Fighting rages around palace in Chad's capital
Fighting raged for the second day on Sunday in the Chadian capital after rebels intent on toppling President Idriss Deby battled their way into the city and surrounded his palace and loyalist troops. Spokesmen for the rebels, who denounce Deby as...
Fighting raged for the second day on Sunday in the Chadian capital after rebels intent on toppling President Idriss Deby battled their way into the city and surrounded his palace and loyalist troops.
Spokesmen for the rebels, who denounce Deby as corrupt and dictatorial, said they allowed a pause in combat overnight to let foreigners evacuate from the oil producing central African country and to give Deby a chance to leave.
But foreign and local residents in the dusty capital said heavy weapons and machine gun fire erupted from before dawn near the palace -- defended by tanks and infantry -- not far from two hotels where several hundred foreigners were sheltered.

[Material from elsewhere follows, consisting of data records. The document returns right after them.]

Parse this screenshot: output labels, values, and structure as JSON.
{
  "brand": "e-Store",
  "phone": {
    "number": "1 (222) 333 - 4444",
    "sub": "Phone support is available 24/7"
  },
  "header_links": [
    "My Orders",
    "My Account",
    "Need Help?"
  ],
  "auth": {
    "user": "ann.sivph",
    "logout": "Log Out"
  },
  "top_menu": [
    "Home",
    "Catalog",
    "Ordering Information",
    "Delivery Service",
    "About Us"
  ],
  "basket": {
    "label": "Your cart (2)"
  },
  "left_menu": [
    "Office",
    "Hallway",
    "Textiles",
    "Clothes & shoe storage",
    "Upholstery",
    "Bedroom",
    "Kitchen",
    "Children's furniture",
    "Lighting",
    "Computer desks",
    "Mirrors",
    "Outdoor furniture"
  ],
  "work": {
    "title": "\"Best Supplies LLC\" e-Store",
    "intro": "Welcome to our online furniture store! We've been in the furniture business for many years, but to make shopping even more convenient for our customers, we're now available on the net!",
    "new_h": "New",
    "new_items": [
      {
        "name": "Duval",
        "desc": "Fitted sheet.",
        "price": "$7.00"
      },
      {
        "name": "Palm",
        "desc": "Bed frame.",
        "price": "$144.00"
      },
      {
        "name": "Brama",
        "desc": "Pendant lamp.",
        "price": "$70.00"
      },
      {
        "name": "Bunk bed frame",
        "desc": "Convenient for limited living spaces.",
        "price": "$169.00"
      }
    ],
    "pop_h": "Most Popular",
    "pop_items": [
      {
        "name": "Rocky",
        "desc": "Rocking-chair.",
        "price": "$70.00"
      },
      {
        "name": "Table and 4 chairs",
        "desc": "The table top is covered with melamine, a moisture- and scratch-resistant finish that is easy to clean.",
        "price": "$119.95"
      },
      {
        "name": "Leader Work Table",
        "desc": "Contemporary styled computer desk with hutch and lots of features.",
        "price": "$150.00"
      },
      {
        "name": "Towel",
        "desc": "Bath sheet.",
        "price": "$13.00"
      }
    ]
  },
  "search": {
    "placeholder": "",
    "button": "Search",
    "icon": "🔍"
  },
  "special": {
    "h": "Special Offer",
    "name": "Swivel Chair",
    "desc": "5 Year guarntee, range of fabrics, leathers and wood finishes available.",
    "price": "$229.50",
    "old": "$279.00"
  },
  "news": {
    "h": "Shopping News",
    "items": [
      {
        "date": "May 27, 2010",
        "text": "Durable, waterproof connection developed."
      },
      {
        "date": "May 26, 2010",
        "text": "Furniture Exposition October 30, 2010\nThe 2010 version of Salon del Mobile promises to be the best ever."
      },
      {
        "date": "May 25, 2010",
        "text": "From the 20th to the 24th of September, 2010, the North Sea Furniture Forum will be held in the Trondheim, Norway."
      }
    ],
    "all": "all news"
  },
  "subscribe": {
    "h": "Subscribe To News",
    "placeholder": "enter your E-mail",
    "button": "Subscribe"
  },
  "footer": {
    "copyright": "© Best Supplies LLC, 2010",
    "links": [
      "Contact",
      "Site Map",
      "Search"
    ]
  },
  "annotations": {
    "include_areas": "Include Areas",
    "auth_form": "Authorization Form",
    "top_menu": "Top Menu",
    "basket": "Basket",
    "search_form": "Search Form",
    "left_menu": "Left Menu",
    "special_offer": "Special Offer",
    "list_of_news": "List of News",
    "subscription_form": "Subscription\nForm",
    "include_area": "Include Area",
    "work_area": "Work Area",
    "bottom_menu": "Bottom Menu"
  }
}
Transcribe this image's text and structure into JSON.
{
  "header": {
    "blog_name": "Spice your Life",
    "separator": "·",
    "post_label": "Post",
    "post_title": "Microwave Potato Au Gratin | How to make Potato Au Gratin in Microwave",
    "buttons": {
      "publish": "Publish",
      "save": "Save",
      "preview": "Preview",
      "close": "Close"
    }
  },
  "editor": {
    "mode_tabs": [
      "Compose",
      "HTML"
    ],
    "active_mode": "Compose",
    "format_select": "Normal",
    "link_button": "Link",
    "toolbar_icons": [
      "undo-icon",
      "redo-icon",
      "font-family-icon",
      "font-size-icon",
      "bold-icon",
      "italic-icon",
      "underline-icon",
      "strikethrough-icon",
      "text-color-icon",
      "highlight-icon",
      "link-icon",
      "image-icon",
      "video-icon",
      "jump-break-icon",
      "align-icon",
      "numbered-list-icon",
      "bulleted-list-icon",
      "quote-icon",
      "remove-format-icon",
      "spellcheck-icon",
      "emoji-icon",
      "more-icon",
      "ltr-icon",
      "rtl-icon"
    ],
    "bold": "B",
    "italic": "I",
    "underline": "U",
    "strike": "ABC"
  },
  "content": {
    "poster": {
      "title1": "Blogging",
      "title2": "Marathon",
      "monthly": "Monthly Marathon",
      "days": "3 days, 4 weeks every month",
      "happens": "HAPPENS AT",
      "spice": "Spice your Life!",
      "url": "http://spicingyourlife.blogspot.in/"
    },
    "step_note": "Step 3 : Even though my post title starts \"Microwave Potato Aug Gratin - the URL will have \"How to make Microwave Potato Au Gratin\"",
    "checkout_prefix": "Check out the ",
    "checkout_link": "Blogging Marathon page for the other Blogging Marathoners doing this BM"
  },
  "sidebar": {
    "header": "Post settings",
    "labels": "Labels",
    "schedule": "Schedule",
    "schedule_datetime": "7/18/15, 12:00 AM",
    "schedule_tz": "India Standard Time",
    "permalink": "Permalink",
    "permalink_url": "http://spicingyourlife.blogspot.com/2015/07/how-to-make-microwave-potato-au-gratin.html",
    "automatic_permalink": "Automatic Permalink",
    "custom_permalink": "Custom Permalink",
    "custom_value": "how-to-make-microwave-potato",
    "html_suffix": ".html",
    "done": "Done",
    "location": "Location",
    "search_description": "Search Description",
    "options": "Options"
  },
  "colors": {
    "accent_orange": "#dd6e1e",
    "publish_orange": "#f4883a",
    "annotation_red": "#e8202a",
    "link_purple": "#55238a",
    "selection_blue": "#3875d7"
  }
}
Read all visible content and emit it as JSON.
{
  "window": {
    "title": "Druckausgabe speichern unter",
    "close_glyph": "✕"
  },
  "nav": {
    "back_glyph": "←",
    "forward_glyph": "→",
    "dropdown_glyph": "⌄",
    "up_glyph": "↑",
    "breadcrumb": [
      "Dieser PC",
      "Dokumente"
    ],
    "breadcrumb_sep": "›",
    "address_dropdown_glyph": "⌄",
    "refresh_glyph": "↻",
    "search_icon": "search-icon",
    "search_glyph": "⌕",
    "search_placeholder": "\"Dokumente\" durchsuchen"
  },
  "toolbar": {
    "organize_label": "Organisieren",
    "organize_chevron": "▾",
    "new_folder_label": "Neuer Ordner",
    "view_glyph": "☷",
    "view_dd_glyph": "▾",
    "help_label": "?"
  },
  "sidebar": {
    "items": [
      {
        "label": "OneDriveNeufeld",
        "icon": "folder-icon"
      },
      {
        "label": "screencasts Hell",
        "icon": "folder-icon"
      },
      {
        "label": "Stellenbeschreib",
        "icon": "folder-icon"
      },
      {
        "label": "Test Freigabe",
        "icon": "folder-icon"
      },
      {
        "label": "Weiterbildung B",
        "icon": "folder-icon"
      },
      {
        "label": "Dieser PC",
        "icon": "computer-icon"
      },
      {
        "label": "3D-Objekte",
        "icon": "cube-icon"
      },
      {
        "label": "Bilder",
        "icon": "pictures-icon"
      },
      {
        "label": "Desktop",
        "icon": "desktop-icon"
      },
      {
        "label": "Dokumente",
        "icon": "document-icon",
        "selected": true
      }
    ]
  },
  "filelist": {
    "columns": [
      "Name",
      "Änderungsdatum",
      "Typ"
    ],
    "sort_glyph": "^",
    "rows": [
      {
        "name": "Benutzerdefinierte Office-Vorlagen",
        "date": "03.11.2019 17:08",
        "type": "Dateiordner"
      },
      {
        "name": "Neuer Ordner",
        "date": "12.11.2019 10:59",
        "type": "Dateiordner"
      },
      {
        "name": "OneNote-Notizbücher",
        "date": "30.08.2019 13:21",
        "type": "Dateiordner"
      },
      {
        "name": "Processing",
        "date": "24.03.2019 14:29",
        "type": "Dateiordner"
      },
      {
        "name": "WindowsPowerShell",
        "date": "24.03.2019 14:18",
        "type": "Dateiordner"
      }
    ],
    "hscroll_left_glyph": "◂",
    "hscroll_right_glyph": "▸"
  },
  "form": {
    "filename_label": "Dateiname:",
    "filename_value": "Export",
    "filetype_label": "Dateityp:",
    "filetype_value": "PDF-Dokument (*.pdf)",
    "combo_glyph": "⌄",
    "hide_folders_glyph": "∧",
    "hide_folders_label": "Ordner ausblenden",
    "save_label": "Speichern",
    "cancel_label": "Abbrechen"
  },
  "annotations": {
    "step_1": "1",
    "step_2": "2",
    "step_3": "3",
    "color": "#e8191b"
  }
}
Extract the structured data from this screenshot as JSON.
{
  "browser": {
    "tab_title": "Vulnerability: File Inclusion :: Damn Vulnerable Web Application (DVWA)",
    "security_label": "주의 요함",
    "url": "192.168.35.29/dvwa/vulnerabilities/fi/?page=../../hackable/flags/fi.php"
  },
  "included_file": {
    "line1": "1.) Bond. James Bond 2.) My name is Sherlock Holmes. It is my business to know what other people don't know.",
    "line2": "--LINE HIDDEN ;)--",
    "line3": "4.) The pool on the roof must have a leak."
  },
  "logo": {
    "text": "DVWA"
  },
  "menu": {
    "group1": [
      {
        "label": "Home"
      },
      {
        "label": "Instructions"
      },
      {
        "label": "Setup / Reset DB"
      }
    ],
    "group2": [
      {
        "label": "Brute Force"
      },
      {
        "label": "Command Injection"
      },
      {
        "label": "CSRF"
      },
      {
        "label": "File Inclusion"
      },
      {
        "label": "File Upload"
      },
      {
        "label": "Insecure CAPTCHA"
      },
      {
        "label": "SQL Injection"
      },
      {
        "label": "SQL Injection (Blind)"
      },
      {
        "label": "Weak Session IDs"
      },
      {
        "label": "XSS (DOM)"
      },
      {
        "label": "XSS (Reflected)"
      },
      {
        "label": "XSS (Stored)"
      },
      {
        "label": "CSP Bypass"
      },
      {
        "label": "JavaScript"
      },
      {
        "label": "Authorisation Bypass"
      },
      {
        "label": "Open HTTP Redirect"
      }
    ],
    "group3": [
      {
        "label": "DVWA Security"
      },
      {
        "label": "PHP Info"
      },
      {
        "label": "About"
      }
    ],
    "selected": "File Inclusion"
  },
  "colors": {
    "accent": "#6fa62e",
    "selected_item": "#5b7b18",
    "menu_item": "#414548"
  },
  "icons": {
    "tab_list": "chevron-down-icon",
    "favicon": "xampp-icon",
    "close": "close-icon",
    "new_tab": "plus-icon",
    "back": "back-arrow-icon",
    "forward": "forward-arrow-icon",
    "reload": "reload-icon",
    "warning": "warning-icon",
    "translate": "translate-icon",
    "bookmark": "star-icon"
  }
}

"The night was calm but the firing has started up again since about 5 o'clock," an employee at the Novotel hotel told Reuters.
Gabriel Stauring, of the humanitarian action group Stop Genocide Now, said he and other foreigners were at the Meridien hotel, protected by French troops and awaiting evacuation.
"There has been heavy weapons (fire) going in the Palace area. Helicopters have also been involved ... The word is that Deby is still in the palace and fighting back," he told Reuters in an email.
"There has been fighting very close to the hotel, with stray bullet flying over our heads again today."
France has soldiers and Mirage jets stationed in Chad but says it is remaining neutral in the conflict. It had evacuated around 400 foreigners from N'Djamena since late Saturday, French Defence Minister Herve Morin told French radio.
Authorities in northern Cameroon reported thousands of Chadians and foreign nationals had fled the fighting, crossing south over the river frontier by road.
Morin said he believed that Deby's armed forces chief of staff had died in the fighting when rebels moved into the capital in pickup trucks mounted with canon and machine guns. Morin did not name the official.